Nicholas Sullivan1, Peter Grutter2, Kirk H. Bevan1
1Department of Mining and Materials Engineering, McGill University,
2Department of Physics, McGill University,
Scanning probe microscopy (SPM) is a valuable technique by which one can investigate the physical characteristics of the surfaces of materials. However, its ability to gain broader statistical information is hampered by the time-consuming nature of running an experiment, the significant domain knowledge necessary to do so, and the decision-making of the individual researcher guiding the device. Recent studies have shown the value of machine learning-based automation in assisting these, from guiding tasks that require constant user vigilance to redefining the experimental workflow around more statistics-driven decision-making. A remaining limitation is reusability: the experiment is often designed in a device-specific manner, making it non-trivial to integrate created automation into other researchers' experiments. We present an automation framework for SPM (afspm) with the aim of decoupling device specifics from the experiment and any automation components developed.

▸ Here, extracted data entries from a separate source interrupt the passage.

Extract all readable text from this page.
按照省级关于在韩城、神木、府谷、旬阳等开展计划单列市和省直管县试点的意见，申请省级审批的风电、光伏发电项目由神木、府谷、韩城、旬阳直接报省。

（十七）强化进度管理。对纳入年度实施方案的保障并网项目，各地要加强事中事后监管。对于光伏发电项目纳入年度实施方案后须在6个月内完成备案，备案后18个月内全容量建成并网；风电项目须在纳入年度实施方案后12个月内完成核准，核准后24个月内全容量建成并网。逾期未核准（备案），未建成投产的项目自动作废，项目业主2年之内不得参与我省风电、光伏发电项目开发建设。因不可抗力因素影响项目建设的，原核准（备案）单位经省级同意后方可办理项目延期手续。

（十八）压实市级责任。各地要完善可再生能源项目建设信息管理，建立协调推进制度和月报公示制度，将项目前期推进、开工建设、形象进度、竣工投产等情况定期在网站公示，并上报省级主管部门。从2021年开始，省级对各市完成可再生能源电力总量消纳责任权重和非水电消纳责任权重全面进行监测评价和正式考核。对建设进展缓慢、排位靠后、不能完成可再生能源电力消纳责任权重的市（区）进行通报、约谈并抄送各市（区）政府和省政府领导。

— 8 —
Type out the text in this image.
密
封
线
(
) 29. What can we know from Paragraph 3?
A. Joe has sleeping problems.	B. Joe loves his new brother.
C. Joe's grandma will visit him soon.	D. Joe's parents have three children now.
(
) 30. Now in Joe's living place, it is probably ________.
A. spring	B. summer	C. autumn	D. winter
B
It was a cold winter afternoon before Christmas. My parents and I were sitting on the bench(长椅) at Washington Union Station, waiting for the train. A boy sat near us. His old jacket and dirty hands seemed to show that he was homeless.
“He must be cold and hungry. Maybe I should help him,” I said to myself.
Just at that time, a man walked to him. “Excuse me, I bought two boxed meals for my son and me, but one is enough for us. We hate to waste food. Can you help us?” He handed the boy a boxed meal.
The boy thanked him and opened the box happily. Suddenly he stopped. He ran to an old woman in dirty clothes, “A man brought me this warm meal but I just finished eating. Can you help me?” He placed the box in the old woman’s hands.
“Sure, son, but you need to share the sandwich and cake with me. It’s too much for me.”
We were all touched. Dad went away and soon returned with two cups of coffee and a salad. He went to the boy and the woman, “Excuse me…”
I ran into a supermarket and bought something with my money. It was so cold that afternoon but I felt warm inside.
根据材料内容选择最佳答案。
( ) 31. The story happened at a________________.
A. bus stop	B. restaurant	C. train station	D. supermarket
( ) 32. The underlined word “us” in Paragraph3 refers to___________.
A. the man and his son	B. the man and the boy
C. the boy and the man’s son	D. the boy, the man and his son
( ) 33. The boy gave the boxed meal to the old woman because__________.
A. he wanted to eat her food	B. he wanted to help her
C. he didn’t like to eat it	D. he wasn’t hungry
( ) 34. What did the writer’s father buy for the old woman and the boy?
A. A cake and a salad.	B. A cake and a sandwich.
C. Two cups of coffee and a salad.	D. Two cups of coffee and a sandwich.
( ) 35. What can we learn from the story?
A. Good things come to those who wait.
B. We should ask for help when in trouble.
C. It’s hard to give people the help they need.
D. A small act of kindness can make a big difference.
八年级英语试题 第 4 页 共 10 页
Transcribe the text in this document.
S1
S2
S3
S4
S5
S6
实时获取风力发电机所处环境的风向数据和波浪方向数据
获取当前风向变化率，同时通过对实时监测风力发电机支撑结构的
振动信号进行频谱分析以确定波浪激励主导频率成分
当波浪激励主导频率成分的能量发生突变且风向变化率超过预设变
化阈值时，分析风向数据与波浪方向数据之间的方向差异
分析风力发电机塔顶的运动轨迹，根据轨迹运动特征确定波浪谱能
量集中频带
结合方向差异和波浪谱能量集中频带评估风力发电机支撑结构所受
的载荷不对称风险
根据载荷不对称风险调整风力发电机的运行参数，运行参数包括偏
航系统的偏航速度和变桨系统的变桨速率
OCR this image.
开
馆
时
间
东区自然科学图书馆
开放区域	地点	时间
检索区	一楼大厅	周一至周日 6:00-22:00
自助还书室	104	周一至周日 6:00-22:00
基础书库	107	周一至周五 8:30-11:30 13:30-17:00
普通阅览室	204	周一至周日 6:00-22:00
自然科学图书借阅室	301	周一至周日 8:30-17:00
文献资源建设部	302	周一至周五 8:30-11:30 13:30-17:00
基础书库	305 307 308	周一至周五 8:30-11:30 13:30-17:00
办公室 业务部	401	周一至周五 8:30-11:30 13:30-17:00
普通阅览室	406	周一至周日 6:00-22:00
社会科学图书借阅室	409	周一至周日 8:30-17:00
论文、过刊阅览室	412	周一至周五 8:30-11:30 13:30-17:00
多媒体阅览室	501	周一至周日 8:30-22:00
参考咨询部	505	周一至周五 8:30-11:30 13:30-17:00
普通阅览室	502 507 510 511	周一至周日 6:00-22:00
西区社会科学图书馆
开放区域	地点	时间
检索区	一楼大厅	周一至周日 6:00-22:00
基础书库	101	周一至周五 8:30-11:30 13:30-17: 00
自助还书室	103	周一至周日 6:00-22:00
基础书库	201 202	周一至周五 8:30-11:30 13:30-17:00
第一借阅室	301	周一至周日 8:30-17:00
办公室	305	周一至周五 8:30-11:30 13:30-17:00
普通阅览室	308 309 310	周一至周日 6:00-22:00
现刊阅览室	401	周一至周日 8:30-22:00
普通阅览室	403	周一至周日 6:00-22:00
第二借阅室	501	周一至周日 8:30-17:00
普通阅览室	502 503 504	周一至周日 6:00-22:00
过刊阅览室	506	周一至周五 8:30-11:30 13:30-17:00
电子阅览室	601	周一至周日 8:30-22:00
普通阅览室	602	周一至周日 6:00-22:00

This design limits device-specifics in the software to a single component, the 'microscope translator', which translates between device-specific and afspm-generic terminology. By further defining responsibilities between the components of an experiment, we hope to help researchers develop reusable components that can be easily shared within the community (e.g., 'tip detector/corrector'). The goal is to make it easier to develop and share automation components among the SPM community. We test the framework on two different SPM devices (a softdB/gxsm home-built controller, and an Asylum MFP-3D system), validating the reusability of individual components on devices with different interfaces and programming language requirements.